Series support arithmetic, statistical, and filtering operations:
s = pd.Series([10, 20, 30, 40], index=['a', 'b', 'c', 'd'])
# Arithmetic operations (element-wise)
print(s + 5) # Add 5 to each element
print(s * 2) # Multiply each element by 2
print(s ** 2) # Square each element
# Operations between Series (alignment by index)
s2 = pd.Series([1, 2, 3], index=['a', 'b', 'e'])
print(s + s2) # Sum only where labels match
# Statistical functions
print(s.sum()) # Sum of all elements
print(s.mean()) # Mean
print(s.max()) # Maximum value
print(s.min()) # Minimum value
print(s.std()) # Standard deviation
# Filtering
print(s[s > 20]) # Elements greater than 20DataFrames
A DataFrame is a two-dimensional data structure similar to a table or spreadsheet, with labeled rows and columns. It is the most used structure in Pandas for working with tabular data.
DataFrames can be created in several ways:
import pandas as pd
# From a dictionary of lists
df1 = pd.DataFrame({
'name': ['Anna', 'Bernat', 'Carla'],
'age': [25, 30, 22],
'city': ['Barcelona', 'Girona', 'Tarragona']
})
# From a list of dictionaries
df2 = pd.DataFrame([
{'name': 'Anna', 'age': 25},
{'name': 'Bernat', 'age': 30},
{'name': 'Carla', 'age': 22}
])
# From a two-dimensional array
import numpy as np
df3 = pd.DataFrame(
np.array([[1, 2], [3, 4], [5, 6]]),
columns=['A', 'B'],
index=['x', 'y', 'z']
)
# From a CSV file
df4 = pd.read_csv('data.csv')A DataFrame has three main components:
- Index: row labels
- Columns: column labels
- Values: data as a two-dimensional array
df = pd.DataFrame({
'name': ['Anna', 'Bernat', 'Carla'],
'age': [25, 30, 22]
}, index=['x', 'y', 'z'])
print(df.index) # Index(['x', 'y', 'z'])
print(df.columns) # Index(['name', 'age'])

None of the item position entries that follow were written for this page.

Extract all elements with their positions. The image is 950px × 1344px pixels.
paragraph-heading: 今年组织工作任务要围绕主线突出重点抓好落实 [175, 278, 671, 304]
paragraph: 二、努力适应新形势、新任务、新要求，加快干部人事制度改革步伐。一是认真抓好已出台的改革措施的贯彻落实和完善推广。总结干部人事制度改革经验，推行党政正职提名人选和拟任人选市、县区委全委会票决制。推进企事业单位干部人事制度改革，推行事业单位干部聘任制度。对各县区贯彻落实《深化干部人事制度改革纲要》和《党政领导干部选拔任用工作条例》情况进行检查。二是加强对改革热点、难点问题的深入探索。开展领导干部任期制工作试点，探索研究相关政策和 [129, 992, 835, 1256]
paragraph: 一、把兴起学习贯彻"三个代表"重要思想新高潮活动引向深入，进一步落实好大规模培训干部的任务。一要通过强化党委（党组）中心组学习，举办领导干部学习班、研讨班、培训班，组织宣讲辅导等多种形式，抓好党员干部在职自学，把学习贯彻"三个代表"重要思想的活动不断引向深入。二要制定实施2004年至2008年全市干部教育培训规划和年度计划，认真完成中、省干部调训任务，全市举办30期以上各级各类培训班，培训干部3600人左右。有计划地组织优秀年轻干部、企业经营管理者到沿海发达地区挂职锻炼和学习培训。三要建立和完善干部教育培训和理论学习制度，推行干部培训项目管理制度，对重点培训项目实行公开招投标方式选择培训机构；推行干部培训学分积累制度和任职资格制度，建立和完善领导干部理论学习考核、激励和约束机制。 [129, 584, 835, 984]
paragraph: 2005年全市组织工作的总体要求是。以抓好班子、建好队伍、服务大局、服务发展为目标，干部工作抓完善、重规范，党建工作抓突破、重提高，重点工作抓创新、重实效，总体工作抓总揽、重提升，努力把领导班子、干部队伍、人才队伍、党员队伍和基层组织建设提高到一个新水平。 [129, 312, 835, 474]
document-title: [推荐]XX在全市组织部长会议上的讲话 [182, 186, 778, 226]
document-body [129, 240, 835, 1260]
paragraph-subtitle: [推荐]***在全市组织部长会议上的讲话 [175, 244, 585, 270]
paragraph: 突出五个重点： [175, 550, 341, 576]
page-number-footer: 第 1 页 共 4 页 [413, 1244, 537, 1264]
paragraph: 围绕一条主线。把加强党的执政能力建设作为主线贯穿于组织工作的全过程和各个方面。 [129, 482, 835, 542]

print(df.values) # Two-dimensional numpy arrayThe most used attributes provide information about the structure of the DataFrame:
df = pd.DataFrame({
'A': [1, 2, 3],
'B': [4.5, 5.5, 6.5],
'C': ['x', 'y', 'z']
})
# Dimensions of the DataFrame (rows, columns)
print(df.shape) # (3, 3)
# Data types of each column
print(df.dtypes)
# A int64
# B float64
# C object
# Column names
print(df.columns) # Index(['A', 'B', 'C'])
# Row index
print(df.index) # RangeIndex(start=0, stop=3, step=1)
# Number of rows
print(len(df)) # 3
# General information
df.info() # Summary with types and memory usageDifferences and conversions between Series and DataFrames
Series and DataFrames are related but have key differences:
| Feature | Series | DataFrame |
|---|---|---|
| Dimensions | 1D | 2D |
| Structure | Labeled vector | Table with rows and columns |
| Columns | None | Multiple columns |
| Typical use | Data of a single variable | Complete dataset |
It is easy to convert between both structures:
# Series to DataFrame
s = pd.Series([10, 20, 30], index=['a', 'b', 'c'], name='values')
df = s.to_frame() # DataFrame with one column
# or
df = pd.DataFrame(s)
# DataFrame to Series (selecting one column)
df = pd.DataFrame({'A': [1, 2, 3], 'B': [4, 5, 6]})
s = df['A'] # Returns a Series
# DataFrame to Series (if it has only one column)
df_one_column = pd.DataFrame({'A': [1, 2, 3]})
s = df_one_column.squeeze() # Converts to SeriesEach column of a DataFrame is internally a Series, sharing many common operations and methods.